Copper is an essential trace element participating in many vital biological processes, however it becomes a toxic agent when in excess. Thus, precise and tight regulation of copper homeostasis processes, including transport, delivery, storage, detoxification, and efflux machineries, is important, ensuring that only the amount needed to sustain basic biological functions and simultaneously prevent copper toxicity in the cell is maintained. Numerous exciting studies have revealed that copper plays an indispensable role at the microbial pathogen-host axis for entities ranging from pathogenic bacteria to deadly fungal species. Analyses of copper homeostases in bacteria and fungi extensively demonstrate that copper is utilized by the host immune system as an anti-microbial agent. The expression of copper efflux and detoxification from microbial pathogens is induced to counteract the host's copper bombardment, which in turn disrupts these machineries, resulting in the attenuation of microbial survival in host tissue. We hereby review the latest work in copper homeostases in pathogenic bacteria and fungi and focus on the maintenance of a copper balance at the pathogen-host interaction axis.

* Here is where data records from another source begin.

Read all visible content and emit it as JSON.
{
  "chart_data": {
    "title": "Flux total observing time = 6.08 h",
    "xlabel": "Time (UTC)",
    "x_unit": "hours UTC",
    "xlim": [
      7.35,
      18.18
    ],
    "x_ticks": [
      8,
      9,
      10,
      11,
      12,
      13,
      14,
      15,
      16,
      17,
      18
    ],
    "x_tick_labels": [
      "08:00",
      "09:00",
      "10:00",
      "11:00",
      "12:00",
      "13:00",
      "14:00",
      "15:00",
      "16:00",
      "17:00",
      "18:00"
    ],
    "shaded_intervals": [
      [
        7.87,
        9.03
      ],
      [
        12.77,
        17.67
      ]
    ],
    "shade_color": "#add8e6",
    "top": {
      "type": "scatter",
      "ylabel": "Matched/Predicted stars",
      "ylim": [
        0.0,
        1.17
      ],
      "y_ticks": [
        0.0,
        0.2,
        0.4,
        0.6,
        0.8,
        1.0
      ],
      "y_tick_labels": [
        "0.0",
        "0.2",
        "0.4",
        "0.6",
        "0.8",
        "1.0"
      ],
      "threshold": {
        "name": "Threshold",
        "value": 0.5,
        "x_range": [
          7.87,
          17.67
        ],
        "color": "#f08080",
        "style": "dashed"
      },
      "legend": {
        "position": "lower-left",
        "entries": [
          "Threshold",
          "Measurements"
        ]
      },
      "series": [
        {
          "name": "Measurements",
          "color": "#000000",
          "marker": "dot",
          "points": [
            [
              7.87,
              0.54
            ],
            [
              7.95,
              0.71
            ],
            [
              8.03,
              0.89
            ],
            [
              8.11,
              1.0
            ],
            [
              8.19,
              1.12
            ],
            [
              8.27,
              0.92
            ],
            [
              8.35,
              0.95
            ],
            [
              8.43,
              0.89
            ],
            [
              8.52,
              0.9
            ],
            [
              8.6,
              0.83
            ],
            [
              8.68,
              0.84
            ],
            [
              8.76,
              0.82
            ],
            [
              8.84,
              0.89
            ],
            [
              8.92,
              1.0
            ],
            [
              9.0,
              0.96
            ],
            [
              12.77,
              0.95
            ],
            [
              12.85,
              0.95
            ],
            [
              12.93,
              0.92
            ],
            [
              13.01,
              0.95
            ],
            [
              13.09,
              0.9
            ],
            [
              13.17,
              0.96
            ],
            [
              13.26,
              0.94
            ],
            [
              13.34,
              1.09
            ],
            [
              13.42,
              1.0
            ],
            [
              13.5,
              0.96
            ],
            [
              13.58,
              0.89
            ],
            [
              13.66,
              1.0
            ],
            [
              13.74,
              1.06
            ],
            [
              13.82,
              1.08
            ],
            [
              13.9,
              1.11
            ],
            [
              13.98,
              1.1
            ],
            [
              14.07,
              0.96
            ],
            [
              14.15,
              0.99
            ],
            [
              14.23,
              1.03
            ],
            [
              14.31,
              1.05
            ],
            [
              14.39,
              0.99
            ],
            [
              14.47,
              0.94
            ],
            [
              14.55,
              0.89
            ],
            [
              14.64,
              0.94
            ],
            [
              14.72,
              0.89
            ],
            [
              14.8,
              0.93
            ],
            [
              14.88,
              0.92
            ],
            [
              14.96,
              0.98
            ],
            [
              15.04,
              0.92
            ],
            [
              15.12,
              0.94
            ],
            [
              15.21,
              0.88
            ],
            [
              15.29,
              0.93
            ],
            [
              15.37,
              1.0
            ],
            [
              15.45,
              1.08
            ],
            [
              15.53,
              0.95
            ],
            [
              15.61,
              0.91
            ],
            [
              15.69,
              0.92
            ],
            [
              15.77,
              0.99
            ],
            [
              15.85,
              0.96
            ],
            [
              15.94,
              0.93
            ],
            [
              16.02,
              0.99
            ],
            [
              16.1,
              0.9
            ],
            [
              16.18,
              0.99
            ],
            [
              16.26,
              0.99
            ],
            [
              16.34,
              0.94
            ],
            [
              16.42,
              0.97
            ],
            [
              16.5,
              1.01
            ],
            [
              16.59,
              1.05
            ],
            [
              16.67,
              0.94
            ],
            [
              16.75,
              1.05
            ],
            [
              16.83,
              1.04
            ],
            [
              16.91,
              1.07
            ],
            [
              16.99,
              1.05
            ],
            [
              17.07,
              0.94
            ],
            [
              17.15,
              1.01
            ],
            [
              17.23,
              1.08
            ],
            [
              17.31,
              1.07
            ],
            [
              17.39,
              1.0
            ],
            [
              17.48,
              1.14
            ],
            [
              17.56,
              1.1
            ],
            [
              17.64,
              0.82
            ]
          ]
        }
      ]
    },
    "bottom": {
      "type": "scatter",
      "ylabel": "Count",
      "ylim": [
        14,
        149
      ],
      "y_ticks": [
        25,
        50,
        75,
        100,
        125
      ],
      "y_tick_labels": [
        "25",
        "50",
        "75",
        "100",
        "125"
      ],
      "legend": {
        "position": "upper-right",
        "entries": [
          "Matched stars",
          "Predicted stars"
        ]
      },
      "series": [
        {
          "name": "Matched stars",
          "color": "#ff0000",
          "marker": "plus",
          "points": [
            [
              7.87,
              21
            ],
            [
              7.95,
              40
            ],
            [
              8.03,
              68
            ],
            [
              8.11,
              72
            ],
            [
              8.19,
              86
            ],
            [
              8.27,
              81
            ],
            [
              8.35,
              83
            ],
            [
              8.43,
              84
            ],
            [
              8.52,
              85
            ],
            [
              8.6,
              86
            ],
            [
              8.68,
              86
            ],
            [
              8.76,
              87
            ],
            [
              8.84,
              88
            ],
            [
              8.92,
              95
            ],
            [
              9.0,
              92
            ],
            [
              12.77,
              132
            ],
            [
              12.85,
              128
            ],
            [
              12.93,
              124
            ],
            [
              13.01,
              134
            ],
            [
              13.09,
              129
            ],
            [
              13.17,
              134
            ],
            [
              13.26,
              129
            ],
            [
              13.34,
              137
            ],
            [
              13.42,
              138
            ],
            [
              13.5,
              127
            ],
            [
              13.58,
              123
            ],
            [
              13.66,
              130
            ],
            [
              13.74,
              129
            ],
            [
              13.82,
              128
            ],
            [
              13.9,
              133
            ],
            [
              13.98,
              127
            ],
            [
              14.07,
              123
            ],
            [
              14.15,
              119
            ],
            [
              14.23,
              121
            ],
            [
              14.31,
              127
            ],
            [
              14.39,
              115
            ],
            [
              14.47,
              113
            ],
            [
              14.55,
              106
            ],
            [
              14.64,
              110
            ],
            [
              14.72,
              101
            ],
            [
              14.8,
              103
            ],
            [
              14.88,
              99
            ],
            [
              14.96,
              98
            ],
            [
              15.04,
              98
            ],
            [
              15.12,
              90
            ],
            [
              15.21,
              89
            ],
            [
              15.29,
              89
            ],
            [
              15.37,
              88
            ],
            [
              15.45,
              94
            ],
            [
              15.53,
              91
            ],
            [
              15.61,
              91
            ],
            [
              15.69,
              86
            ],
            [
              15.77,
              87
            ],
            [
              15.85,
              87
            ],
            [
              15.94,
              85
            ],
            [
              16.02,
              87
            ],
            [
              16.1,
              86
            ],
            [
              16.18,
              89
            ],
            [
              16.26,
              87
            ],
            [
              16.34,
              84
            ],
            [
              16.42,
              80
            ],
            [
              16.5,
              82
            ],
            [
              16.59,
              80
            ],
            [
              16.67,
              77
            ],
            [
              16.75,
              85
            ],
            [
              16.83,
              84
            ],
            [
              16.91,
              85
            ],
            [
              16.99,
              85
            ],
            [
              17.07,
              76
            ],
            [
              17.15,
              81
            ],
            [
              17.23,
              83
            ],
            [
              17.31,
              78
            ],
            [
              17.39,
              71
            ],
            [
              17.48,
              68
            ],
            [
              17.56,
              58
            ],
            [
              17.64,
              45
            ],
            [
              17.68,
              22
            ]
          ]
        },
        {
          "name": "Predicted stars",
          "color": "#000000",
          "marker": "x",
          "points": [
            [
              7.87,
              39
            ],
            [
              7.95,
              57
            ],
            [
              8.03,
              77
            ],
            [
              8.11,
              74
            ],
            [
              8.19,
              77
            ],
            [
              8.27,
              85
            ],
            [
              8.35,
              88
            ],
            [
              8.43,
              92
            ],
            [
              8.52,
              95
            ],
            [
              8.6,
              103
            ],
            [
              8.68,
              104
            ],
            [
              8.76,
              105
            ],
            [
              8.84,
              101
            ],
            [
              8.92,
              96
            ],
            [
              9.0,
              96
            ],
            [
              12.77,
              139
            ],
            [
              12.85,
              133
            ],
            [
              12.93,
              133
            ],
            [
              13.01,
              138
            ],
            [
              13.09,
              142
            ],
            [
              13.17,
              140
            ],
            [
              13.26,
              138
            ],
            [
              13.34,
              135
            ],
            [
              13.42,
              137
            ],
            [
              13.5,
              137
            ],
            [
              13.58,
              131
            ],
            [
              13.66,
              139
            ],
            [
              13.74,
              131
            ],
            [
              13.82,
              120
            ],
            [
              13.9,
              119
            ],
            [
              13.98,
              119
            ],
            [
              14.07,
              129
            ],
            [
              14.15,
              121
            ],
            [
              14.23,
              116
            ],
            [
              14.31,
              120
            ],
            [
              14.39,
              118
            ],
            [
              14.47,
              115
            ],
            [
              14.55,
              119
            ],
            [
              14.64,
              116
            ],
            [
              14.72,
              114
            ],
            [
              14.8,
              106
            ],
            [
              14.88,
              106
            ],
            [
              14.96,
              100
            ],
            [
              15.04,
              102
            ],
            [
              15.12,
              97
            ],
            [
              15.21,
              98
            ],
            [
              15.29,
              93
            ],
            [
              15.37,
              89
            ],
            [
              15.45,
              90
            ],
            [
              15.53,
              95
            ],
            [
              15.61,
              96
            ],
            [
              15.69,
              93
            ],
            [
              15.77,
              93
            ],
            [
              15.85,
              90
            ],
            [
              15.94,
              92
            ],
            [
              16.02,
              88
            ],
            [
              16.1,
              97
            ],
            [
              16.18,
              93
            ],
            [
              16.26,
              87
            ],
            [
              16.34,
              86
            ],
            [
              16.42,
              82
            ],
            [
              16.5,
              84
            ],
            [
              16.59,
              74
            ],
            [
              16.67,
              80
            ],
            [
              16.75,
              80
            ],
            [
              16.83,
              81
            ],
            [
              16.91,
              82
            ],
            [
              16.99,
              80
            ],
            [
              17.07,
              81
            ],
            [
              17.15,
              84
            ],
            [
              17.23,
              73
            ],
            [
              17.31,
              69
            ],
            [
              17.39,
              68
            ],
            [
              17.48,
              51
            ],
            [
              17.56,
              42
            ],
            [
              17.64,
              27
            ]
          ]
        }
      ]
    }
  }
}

Keywords: bacterial pathogen; copper; fungal pathogen; immunity.

Figure 1

Copper homeostasis in Salmonella and Mycobacteria. The Salmonella genome encodes two copper exporter genes, and they produce two P-type ATPase copper efflux transporters, CopA and GolT. Both copper exporters pump copper from the cytosol into the periplasmic space. The expression of copA is regulated by CueR, which is a transcriptional repressor, and it is activated upon copper binding. CueR also controls the expression of cueP and cuiD. The translation of cueP is controlled by CpxR, which recruits RNA polymerase. The expression of the golTBS regulon is controlled by GolS. Similar to CueR, GolS responds to elevated copper levels. Additionally, both GolS and CueR sense other metals such as gold and silver. Mycobacteria utilize CtpV and mycobacterial copper transporter protein B (MctB) to eliminate intracellular copper, where CtpV pumps copper from the cytosol into the periplasmic space, and MctB pumps copper extracellularly. The two copper regulatory mechanisms are the CsoR and RicR systems. Similar to those seen in Salmonella, CsoR and RicR are transcriptional repressors, and dissociate from promoters of copper regulon genes when bound to copper. The copper-bound CsoR forms a homodimer. The apo form of CsoR binds to the regulatory promoter sequences.

Figure 2

Copper homeostasis in fungi. Fungal cells generally encode two high-affinity copper importers, Ctr1 and Ctr3 (Ctr4), except in Candida albicans, which possesses only the Ctr1 homolog. Atx1 and Ccs are two copper chaperones, delivering copper to Ccc2 and Sod1, respectively. Metallothioneins (MTs) are copper detoxification proteins that bind excess copper. Ctr2 is a vacuolar copper transporter, pumping copper from the vacuolar space into the cytosol compartment. Mac1 controls the copper depletion responses of Saccharomyces cerevisiae and C. albicans by activating the expression of copper transporters. Saccharomyces cerevisiae Ace1 responds to copper toxicity and induces MT expression. C. neoformans Cuf1 controls responses in both copper-rich and copper-poor environments. Cuf1 constitutively binds to the promoter sequences of CFT1 and CFO1.